Three, we get a good look at what that kind of quest looks like. Here, perhaps, is where the episode shines brightest. Instead of the usual cheap jump scares from the dead or fascistic clashes with the living, “Grotesque” derives nearly all its tension, suspense, and shock from Nick getting either lucky or unlucky, doing things right or doing them wrong, as he walks a 100 miles of highway to Tijuana. As mentioned earlier, he finds shelter and settles in for a night’s sleep, but then is rousted and nearly beaten to a pulp by a mom to whom he’s merely an intruder, leaving his water supply behind as the woman’s daughter screams in fright. Later he’s set upon by the aforementioned wild dogs, who fuck up his leg something awful before falling victim to the dead themselves.

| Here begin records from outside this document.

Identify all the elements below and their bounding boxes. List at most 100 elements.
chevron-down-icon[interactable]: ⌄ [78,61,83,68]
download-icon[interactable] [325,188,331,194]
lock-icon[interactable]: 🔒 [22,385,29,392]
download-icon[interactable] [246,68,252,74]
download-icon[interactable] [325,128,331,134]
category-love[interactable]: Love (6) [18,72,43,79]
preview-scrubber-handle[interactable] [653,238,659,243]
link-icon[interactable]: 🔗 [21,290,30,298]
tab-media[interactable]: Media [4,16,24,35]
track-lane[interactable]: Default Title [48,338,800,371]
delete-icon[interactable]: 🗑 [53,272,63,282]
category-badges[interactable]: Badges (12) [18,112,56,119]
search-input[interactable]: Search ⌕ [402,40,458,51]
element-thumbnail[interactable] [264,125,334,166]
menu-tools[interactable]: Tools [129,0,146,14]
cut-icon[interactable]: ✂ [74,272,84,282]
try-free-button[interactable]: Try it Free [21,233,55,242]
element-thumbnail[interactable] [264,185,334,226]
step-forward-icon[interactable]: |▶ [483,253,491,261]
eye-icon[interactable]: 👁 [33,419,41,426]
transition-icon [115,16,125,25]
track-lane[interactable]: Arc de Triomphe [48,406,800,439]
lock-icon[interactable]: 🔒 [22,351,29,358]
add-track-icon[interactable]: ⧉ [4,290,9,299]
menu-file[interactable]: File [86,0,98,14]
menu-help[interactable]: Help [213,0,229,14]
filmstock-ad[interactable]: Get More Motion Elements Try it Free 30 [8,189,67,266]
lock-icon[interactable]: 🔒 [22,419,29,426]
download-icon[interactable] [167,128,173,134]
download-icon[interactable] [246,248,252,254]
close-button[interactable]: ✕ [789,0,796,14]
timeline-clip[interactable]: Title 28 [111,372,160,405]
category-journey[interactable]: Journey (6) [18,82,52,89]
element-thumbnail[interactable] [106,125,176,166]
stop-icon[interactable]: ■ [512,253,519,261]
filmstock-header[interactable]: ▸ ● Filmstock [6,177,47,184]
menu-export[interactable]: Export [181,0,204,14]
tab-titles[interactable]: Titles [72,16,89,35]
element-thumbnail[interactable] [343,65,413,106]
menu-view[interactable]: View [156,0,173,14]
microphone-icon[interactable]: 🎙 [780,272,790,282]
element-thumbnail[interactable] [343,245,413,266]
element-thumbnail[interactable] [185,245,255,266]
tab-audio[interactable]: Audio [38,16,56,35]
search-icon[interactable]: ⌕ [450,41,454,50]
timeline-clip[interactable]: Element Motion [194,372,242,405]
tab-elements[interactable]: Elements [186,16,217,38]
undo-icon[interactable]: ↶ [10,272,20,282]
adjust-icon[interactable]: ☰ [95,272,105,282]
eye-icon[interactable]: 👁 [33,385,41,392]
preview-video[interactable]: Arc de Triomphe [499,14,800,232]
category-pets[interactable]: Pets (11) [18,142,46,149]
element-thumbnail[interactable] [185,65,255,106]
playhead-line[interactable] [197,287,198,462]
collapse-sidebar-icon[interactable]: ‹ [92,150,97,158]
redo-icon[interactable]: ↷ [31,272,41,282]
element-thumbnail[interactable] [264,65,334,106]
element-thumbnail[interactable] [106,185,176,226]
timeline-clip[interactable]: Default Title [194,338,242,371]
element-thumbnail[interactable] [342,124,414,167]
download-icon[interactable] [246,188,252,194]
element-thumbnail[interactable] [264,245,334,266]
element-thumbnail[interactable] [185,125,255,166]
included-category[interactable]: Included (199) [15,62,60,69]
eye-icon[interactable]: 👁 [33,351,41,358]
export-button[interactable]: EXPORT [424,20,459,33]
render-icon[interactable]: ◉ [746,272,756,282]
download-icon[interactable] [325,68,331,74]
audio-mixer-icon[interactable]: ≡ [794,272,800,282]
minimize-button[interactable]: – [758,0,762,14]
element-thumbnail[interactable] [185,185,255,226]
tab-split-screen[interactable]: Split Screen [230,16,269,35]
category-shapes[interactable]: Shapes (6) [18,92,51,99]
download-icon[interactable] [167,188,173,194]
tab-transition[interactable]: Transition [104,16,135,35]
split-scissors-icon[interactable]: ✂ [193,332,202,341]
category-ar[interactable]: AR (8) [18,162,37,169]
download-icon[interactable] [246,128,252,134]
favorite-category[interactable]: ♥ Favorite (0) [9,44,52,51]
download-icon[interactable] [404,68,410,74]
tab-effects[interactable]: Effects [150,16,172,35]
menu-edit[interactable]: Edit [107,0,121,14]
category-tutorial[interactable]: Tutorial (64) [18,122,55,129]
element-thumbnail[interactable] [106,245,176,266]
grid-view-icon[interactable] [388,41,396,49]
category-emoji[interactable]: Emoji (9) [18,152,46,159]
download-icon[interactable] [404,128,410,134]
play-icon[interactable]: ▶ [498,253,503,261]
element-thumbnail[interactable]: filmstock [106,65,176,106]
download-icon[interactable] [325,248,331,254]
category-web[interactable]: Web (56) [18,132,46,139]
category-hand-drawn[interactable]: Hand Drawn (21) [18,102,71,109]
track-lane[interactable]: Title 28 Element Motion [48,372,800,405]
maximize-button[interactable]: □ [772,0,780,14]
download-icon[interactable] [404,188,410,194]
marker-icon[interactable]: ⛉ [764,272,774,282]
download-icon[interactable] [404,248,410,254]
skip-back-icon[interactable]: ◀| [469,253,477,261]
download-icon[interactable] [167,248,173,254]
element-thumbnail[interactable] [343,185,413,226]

He tries to get water out of a cactus, as countless desert-based cowboy movies have taught us to try, but fails. He eats the pulp, and promptly throws up. He drinks his own piss, and only that seems to work.

The beauty of all this is that Nick is neither a born survivor nor a feckless, hapless loser. He’s a guy trying his best, sometimes succeeding, sometimes failing. The false dichotomy usually present in Fear the Walking Dead’s survival stories, where living to fight another day usually comes down simply to how violent you’re willing to be, is nowhere to be found. And throughout, director Daniel Sackheim — veteran of some of television’s best-made shows, including The Leftovers, The Americans, and Game of Thrones — frames Nick with some of the series’ most striking shots to date, driving home both his isolation and the lyrical, largely wordless nature (after all, he’s got no one to talk to) of his emotional and physical world.

It’s reminiscent, frankly, of the long, lovely, riveting silent stretches of, say, The Leftovers or Better Call SaulSure, it shows how much potential Fear squanders — imagine if it were like this every week! there’s really nothing stopping it! — but even so.

All in all, Nick’s journey here favorably compares to similar passages in, say, Stephen King’s The Stand, where the main obstacle to survival was distance itself — the vast amount of terrain that survivors of the apocalypse had to cover, and the sheer variety of dangers, large and small, they’d have to face on the way. Frankly, this entire franchise has never earned a comparison with a genre touchstone that strong before. I fear it won’t last, but for one week anyway, it’s manna from survival-horror heaven.